L'apprezzamento e l'accertamento anzidetti, oltre ad essere del tutto conformi ami principi di diritto venti richiamati in tema di responsabilita' professionale, sono sorretti da motivazione adeguata e corretta, per cui si sottraggono alle censure ad essi mosse dal ricorrente.

Per dimostrare l'esattezza dell'accertamento e valutazione della colpa professionale, con esclusione quindi dei denunciati vizi motivazionali, e' sufficiente rilevare che l'impugnata sentenza ha posto l'attenzione su quello che avrebbe dovuto essere il comportamento del legale, sottolineando come la fattispecie concreta richiedeva l'adozione di specifica cautela, dal professionista non adottata, e cioe' l'invio della dichiarazione di disdetta per finta locazione, necessaria per garantire il cliente dalla soluzione negativa di questioni controverse.

E tale giudizio sulla colpa professionale, correttamente ed adeguatamente motivato, si sottrae al sindacato di legittimita', essendo stato ancorato ad un accertamento di fatto in merito all'eccezione della mancata adozione della richiesta cautela, non contestata e che avrebbe determinato sicuramente il buon esito della vicenda.

Ne' vale ad escludere la responsabilita' del professionista l'eventuale concorso di colpa del Caroni per non aver impugnato con ricorso per cassazione la decisione sfavorevole del Tribunale di Siena, perche' e' giurisprudenza costante di questo Supremo Collegi che non rientra tra i doveri di correttezza, di cui all'art. 1227 c.c., quello di intraprendere una azione giudiziaria con accollo dei costi e dei rischi relativi (Cass. 21.4.1993 n. 4672; 26.1.1980 n. 643).

5.4. La corte fiorentina da dato, quindi, adeguata ragione del suo convincimento con il ritenere la colpa dell'avv.

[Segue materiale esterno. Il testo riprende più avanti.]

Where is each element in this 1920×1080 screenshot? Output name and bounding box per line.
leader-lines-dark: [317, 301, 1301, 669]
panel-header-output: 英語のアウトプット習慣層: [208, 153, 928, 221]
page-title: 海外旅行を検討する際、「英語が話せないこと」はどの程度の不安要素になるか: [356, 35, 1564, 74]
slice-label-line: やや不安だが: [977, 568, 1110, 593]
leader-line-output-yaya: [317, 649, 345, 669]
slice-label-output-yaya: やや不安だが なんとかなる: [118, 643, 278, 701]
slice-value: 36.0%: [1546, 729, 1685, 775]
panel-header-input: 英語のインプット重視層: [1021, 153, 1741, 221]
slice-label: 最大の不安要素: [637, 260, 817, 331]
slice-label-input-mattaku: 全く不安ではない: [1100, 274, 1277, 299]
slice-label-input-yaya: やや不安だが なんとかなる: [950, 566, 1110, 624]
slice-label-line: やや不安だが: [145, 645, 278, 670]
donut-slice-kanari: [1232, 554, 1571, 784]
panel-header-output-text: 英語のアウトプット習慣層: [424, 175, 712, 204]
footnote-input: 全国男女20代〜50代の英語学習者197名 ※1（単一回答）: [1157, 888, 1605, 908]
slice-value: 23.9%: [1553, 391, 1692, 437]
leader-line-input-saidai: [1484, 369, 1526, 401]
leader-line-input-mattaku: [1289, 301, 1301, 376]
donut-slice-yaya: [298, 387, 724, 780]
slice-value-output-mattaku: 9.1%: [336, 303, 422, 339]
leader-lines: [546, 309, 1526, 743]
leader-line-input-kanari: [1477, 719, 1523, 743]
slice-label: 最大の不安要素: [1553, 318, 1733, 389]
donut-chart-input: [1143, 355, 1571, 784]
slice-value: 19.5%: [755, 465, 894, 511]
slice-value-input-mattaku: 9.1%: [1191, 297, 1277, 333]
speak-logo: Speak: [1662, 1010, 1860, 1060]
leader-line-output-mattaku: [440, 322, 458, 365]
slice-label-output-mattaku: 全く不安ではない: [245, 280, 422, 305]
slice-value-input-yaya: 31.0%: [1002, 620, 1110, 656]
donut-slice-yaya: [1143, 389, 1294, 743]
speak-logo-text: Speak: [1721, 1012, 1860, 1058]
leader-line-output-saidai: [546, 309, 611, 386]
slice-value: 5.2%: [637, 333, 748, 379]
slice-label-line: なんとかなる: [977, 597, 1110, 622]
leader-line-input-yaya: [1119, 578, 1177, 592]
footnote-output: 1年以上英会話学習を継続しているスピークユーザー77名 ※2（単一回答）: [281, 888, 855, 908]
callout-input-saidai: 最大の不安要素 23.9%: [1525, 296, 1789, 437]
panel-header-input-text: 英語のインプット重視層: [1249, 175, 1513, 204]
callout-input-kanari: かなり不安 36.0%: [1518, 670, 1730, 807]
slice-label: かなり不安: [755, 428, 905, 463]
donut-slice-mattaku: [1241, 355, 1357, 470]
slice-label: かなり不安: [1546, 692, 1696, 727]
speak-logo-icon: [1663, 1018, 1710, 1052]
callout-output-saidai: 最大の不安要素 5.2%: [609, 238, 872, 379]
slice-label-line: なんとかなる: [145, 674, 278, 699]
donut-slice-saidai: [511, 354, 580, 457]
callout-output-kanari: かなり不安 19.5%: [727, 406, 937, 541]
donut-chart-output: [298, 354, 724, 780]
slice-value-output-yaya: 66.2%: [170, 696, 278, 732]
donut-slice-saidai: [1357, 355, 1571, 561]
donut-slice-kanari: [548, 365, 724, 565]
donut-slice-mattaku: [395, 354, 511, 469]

Becchi in conseguenza dei fatti predetti nei quali ha ravvisato la sussistenza della mancanza di diligenza professionale.

La motivazione dei giudici di merito e', altresi', ineccepibile sotto il profilo della coerenza logica e in perfetta armonia con i principi di carattere generale sopra esposti.

I punti sui quali il ricorrente si duole si rivelano, in definitiva, esenti da censura, trattandosi di apprezzamenti di fatto non sindacabili in questa sede di legittimita', in quanto immuni da vizi logici e giuridici.

In conclusione il ricorso principale va rigettato.

6. Il ricorso incidentale, essendo stato espressamente proposto in forma condizionata all'accoglimento del ricorso principale, resta assorbito.

7. Sussistono giusti motivi per dichiarare interamente compensate tra le parti le spese del giudizio di legittimita'.

P.Q.M

La Corte di Cassazione, riuniti i ricorsi, rigetta il ricorso principale e dichiara assorbito quello incidentale.

Compensa tra le parti le spese del giudizio di legittimita'.

Cosi' deciso in Roma, nella Camera di Consiglio della 2^ Sezione Civile, il 19 marzo 1997.